The authors 20 rightly conclude that the different classification systems may lead to different LN risks and treatment strategies. The clinical relevance may, however, be limited: It may in general be critical to compare primarily endoscopically treated patients to surgical patients, because of the differences in the amount of submucosa resected and the histopathological work-up. It may be difficult for the pathologist to find the deepest point of tumor invasion in a relatively large surgical specimen. Tumor invasion may therefore be understaged with a relatively higher rate of LN involvement in comparison with ER specimens. In addition, surgical specimens are routinely cut in 5-mm slices, whereas ER specimens are cut in 2 mm slices. 20 The latter technique therefore allows a more detailed view of the lesion and its invasion depth. The authors also conclude that patients with low-risk sm1 EAC according to the Paris Classification are suitable candidates for endoscopic therapy. Nevertheless, the number of ER patients in the present study was relatively too small to draw final conclusions.
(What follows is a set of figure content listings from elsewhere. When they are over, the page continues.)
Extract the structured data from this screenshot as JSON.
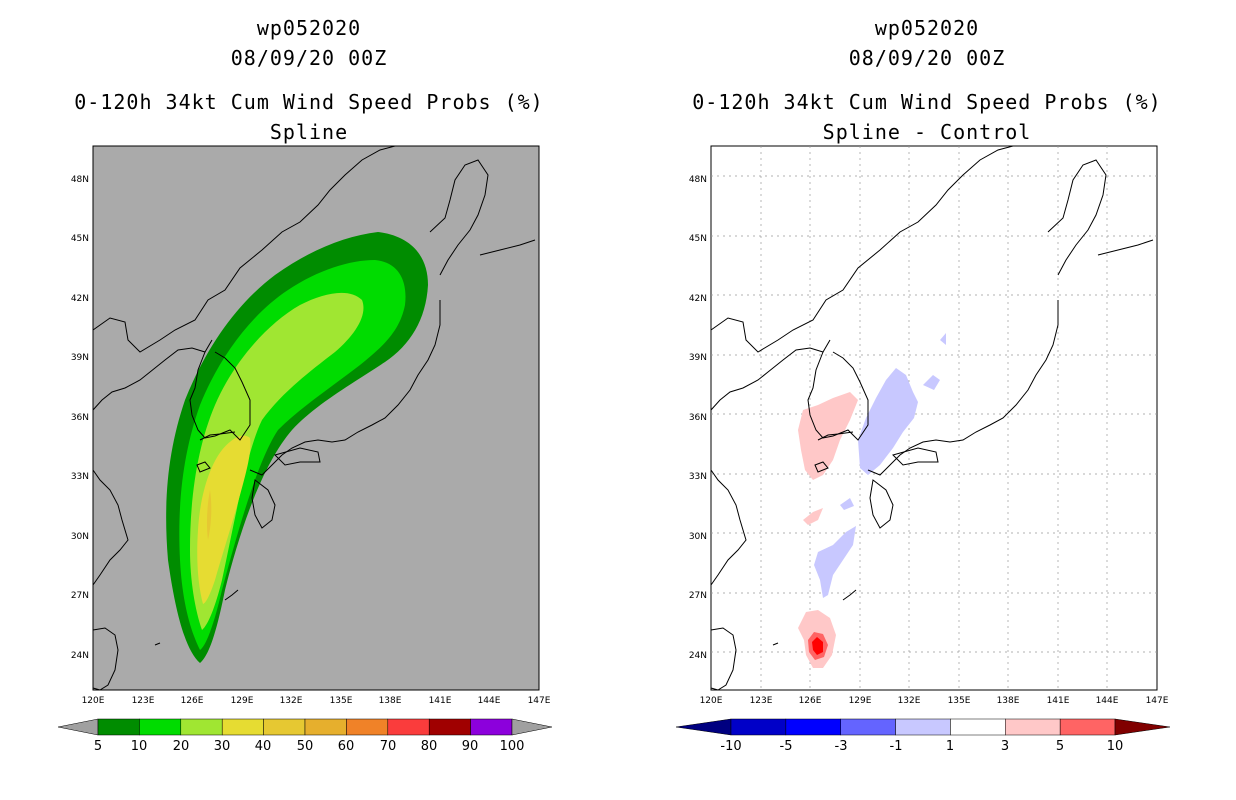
{
  "left_panel": {
    "title_line1": "wp052020",
    "title_line2": "08/09/20 00Z",
    "title_line3": "0-120h 34kt Cum Wind Speed Probs (%)",
    "title_line4": "Spline",
    "colorbar_labels": [
      "5",
      "10",
      "20",
      "30",
      "40",
      "50",
      "60",
      "70",
      "80",
      "90",
      "100"
    ],
    "colorbar_colors": [
      "#008c00",
      "#00dc00",
      "#a0e632",
      "#e6dc32",
      "#e6c832",
      "#e6af2d",
      "#f08228",
      "#fa3c3c",
      "#a00000",
      "#8c00dc"
    ]
  },
  "right_panel": {
    "title_line1": "wp052020",
    "title_line2": "08/09/20 00Z",
    "title_line3": "0-120h 34kt Cum Wind Speed Probs (%)",
    "title_line4": "Spline - Control",
    "colorbar_labels": [
      "-10",
      "-5",
      "-3",
      "-1",
      "1",
      "3",
      "5",
      "10"
    ],
    "colorbar_colors": [
      "#0000c8",
      "#0000ff",
      "#6464ff",
      "#c8c8ff",
      "#ffffff",
      "#ffc8c8",
      "#ff6464",
      "#ff0000"
    ],
    "colorbar_end_colors": [
      "#000080",
      "#800000"
    ]
  },
  "map": {
    "lon_labels": [
      "120E",
      "123E",
      "126E",
      "129E",
      "132E",
      "135E",
      "138E",
      "141E",
      "144E",
      "147E"
    ],
    "lat_labels": [
      "24N",
      "27N",
      "30N",
      "33N",
      "36N",
      "39N",
      "42N",
      "45N",
      "48N"
    ]
  }
}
The other side of the coin
Let’s change the view: How about lesions that invade less than 500 µm into the submucosa (Paris Classification sm1), but that invade into the mid- (sm2) or even lower third (sm3) of the submucosa if using the pragmatic classification? Would it not be dangerous to look at the Paris Classification only when performing ER with a curative intent? Using microns only may in the worst case give a false sense of security to the endoscopist, if the amount of submucosa resected is relatively thin.
How can the endoscopist get out of this dilemma? It can be suggested to use both measurement approaches to evaluate tumor invasion depth and to define the treatment strategy. Patients may be good candidates for ER with a curative intent if they are “double sm1” according to both classifications. In case of discrepancy, the decision should be made on the basis of the relatively worse staging result.
Conclusions
The traditional pragmatic measurement approach of dividing the submucosa into equal thirds remains the basis for endoscopic therapy with a curative intent in low-risk sm1 EAC, even though there may be great variation in the absolute invasion depth.
The Paris Classification offers a well-defined cut-off line of 500 µm and has therefore created the impression of being the new standard. However, no recommendation can be made to use the Paris Classification only for clinical decision making because it may give a false sense of security to the endoscopist. It can therefore be suggested to use both classifications for clinical decision making (“double sm1”).